We can verify that this new column has been added and that the longest streaks have been assigned the rank 1 and the shortest streaks, the ones with length 1, have all been assigned the last rank, in this case 7.

The final step is to output the players with the longest streaks. To do this, we need to select player IDs and the streak lengths but only from the rows where the rank is equal to 1. And since the column with the ranking is defined in this main query, we can’t make this selection in the same query. Instead, we will need to consider this current query as a subquery and write a new main query in which we select the player_id and streak_length columns and specify the condition that the rank must be equal to 1.

```
WITH cte AS
(SELECT player_id,
match_date,
match_result,
(SELECT COUNT(*)
FROM players_results prev_results
WHERE curr_results.player_id = prev_results.player_id
AND prev_results.match_date <= curr_results.match_date
AND prev_results.match_result <> curr_results.match_result) AS streak_id
FROM players_results curr_results)
SELECT DISTINCT player_id,
streak_length
FROM
(SELECT player_id,
match_result,
streak_id,
count(*) AS streak_length,
rank() OVER (
ORDER BY count(*) DESC) AS rnk
FROM cte
WHERE match_result = 'W'
GROUP BY player_id,
match_result,
streak_id
ORDER BY player_id,
streak_id) subquery
WHERE rnk = 1
```

What’s more, we added a keyword DISTINCT in the SELECT clause because with this approach, if one user would have two streaks of the same length, and both would happen to be the longest streaks in the dataset, then this plate’s ID would appear twice in the results. Adding a keyword DISTINCT would prevent it. This is also not something that happens in this particular case, so there won’t be any difference, but our solution should cover all possible edge cases.

### Conclusion

There we have it, the correct solution to this Amazon data analyst interview question. It’s quite a long and convoluted solution but after careful analysis, it’s possible to understand what is done in each step. It’s also not a particularly difficult solution when it comes to syntax because no complicated functions or structures are used, but it still requires some clever idea to differentiate between different streaks. You can find *advanced Amazon data scientist interview questions here.*

We hope you enjoyed this explanation and learning how to deal with streaks in SQL. We showed you one possible solution to this problem, but there are also other approaches and solutions. Our advice is to practice answering the interview questions by constructing solutions to them but always try to think of other ways to solve them, maybe you’ll come up with a more efficient or more elaborate approach. But always remember to think about and cover all the possible edge cases that may appear in the data!

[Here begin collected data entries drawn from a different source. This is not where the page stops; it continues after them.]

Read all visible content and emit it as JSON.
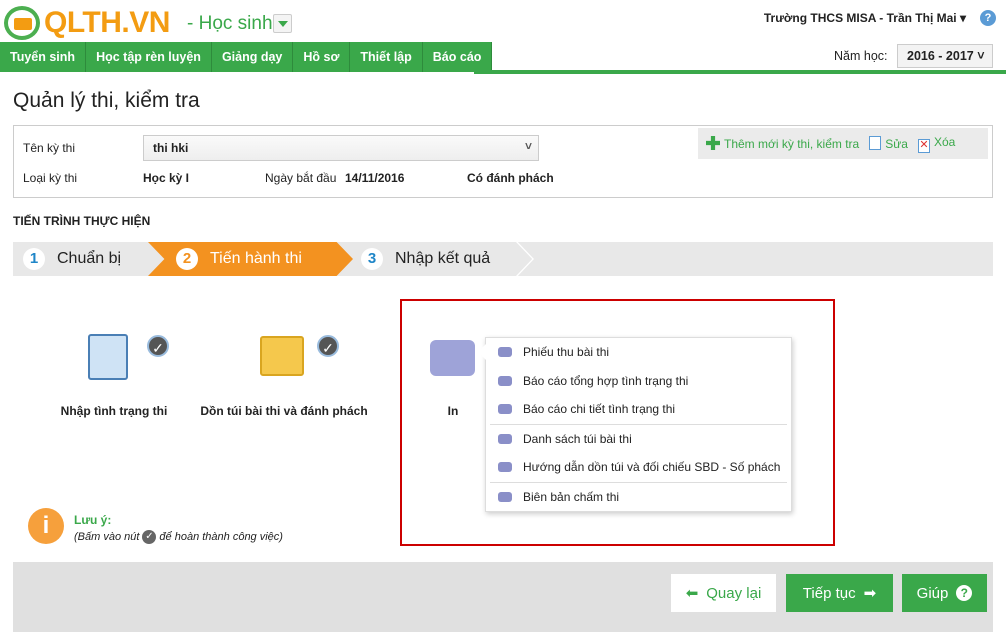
{
  "header": {
    "logo_text": "QLTH.VN",
    "role": "- Học sinh",
    "user": "Trường THCS MISA - Trần Thị Mai ▾"
  },
  "nav": [
    "Tuyển sinh",
    "Học tập rèn luyện",
    "Giảng dạy",
    "Hồ sơ",
    "Thiết lập",
    "Báo cáo"
  ],
  "year": {
    "label": "Năm học:",
    "value": "2016 - 2017 ˅"
  },
  "title": "Quản lý thi, kiểm tra",
  "exam": {
    "name_label": "Tên kỳ thi",
    "name_value": "thi hki",
    "type_label": "Loại kỳ thi",
    "type_value": "Học kỳ I",
    "date_label": "Ngày bắt đầu",
    "date_value": "14/11/2016",
    "phach": "Có đánh phách"
  },
  "actions": {
    "add": "Thêm mới kỳ thi, kiểm tra",
    "edit": "Sửa",
    "delete": "Xóa"
  },
  "section_title": "TIẾN TRÌNH THỰC HIỆN",
  "steps": [
    {
      "num": "1",
      "label": "Chuẩn bị"
    },
    {
      "num": "2",
      "label": "Tiến hành thi"
    },
    {
      "num": "3",
      "label": "Nhập kết quả"
    }
  ],
  "cards": {
    "c1": "Nhập tình trạng thi",
    "c2": "Dồn túi bài thi và đánh phách",
    "c3": "In"
  },
  "menu": [
    "Phiếu thu bài thi",
    "Báo cáo tổng hợp tình trạng thi",
    "Báo cáo chi tiết tình trạng thi",
    "Danh sách túi bài thi",
    "Hướng dẫn dồn túi và đối chiếu SBD - Số phách",
    "Biên bản chấm thi"
  ],
  "note": {
    "title": "Lưu ý:",
    "before": "(Bấm vào nút",
    "after": "để hoàn thành công việc)"
  },
  "buttons": {
    "back": "Quay lại",
    "next": "Tiếp tục",
    "help": "Giúp"
  }
}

And lastly, don’t forget to stick to the above framework for solving any data analyst interview questions, it will make your interviews and your life much easier. Check out our previous post on *Amazon SQL Interview Questions* where we used the same framework to solve one of the interesting Amazon SQL interview questions. Once again, you start by examining and understanding the data, you then formulate your approach - the few general steps required to solve the problem. Finally and based on these two, you can write your code step by step.